Let a Million Videos Bloom Online

The grassroots movement to post vlogs makes amazing viewing, and the growing audience may give them an increasing impact

By Heather Green

Following in the footsteps of text blogs, video blogs are starting to take off on the Internet. This new form of grassroots digital media is being shepherded along by groups of film makers and video buffs who started pooling publishing tips and linking to each other in earnest this year.

The results are astonishing, downright funny, and sometimes puzzling. However you describe it, the new video blogs, or what some call vlogs, are compelling in the creativity they're unleashing and the changes they could bring to the media status quo (see BW Online, 12/29/04, "Online Video: The Sequel").


  In Boston, Steve Garfield is practicing his own brand of citizen journalism. His video reports at are as local as they come, ranging from coverage of this summer's Democratic National Convention to a video of a downed power line on his street. At, run by Chris Weagel, a St. Clair Shores (Mich.) video producer, visitors can watch a spare, silent film showing an anonymous person removing a John Kerry yard sign from its metal posts after the Presidential election and taping an upside-down flag in its place.

Ryan Hodson, a 25-year-old film editor, specializes in videos that mingle the absurd with oddly touching insights. In one clip, she tours her house. In the kitchen, the camera focuses on a pot on a stove as Hodson describes the night her roommate tried to cook Dinty Moore Stew without -- as the camera pans up to recreate -- pouring the food out of the can. In another video, she created split-screen montages of her brother racing bicycles, showing him crashing, and then out ahead of the pack.
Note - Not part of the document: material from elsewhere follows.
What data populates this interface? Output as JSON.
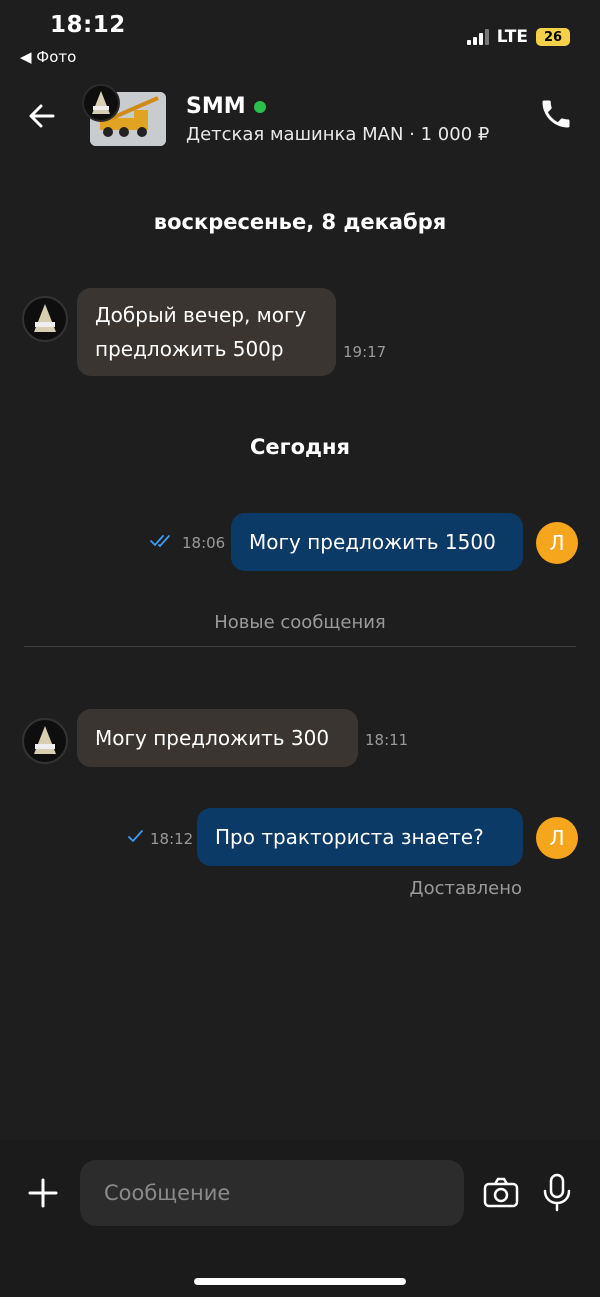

The trio are among the pioneers spearheading a fast-evolving grassroots movement. It's an amazing process to watch as creative pockets begin to interact around the country. Garfield, Hodson, and Weagel are all part of a Yahoo! community group dedicated to video blogging that was formed in June by Jay Dedman, a New Yorker who works at a public-access TV station.


  In turn, that Yahoo group began working in late summer with Ourmedia, a new site backed by a who's who of bloggers and grassroots media advocates. Intended to be a showplace for digital content, Ourmedia is being given free storage space by the Internet Archive, a nonprofit digital library backed by the entrepreneur Brewster Kahle.

Ourmedia is also tapping into the publishing and copyright licensing tools developed by Creative Commons, another grassroots nonprofit founded by Lawrence Lessig, a Stanford Law School professor and one of America's best known commentators on intellectual-property issues.

The links among the various groups don't stop there. Yahoo (YHOO ), which unveiled a video search service earlier this month, is working with Ourmedia, Creative Commons, and commercial sites such as indie-film service AtomFilms to develop a video version of Really Simple Syndication, or RSS.

Using RSS, Web surfers would choose the types of videos they want to see and have them sent automatically to their computers. The technology also allows independent video makers to submit their films to Yahoo's search engine automatically. Separately, startup Kontiki, which has helped the likes of CNET (CNET ) set up online video services, is also creating a free service that plans to aggregate online videos together using RSS.


  So what does this virtual frenzy add up to? There are hints of what the renewed interest in online video, spurred by vlogging, could mean for aspiring directors. By taking advantage of the technology popularized by video bloggers, more indie filmmakers will likely reach a wider audience.

Creating such an audience will likely spawn new business models. The biggest impact could be the creation of on-demand services, a sort of alternative TiVo (TIVO ) online. If video RSS takes off, it would present just one more diversion from the established media. And like text blogs, it would be a diversion that evolves outside of the control of big media.

Other outgrowths, including video blogs that make money through selling ads or DVDs, are likely in time. Some isolated examples already exist of homegrown works that were initially shown online before being turned into commercial DVDs. The most famous example is Broken Saints, a 24-part animated fantasy series that attracted a cult-like following during its run online from 2001 to 2003.


  Artists may end up getting enough of a following to allow them to get on TV. Already, an alternative show called ZeD that airs at 11:30 p.m. on the Canadian Broadcasting Corp. often features videos submitted through its Web site.

Though the movement is in its early stages, it's easy to imagine that video blogs could have as big an impact as text blogs. Indeed, they're already doing what has been the real strength of traditional blogging -- promoting one another's work. And even if the vast majority of the videos remain a novelty, the explosion of experimentation is a welcome sight.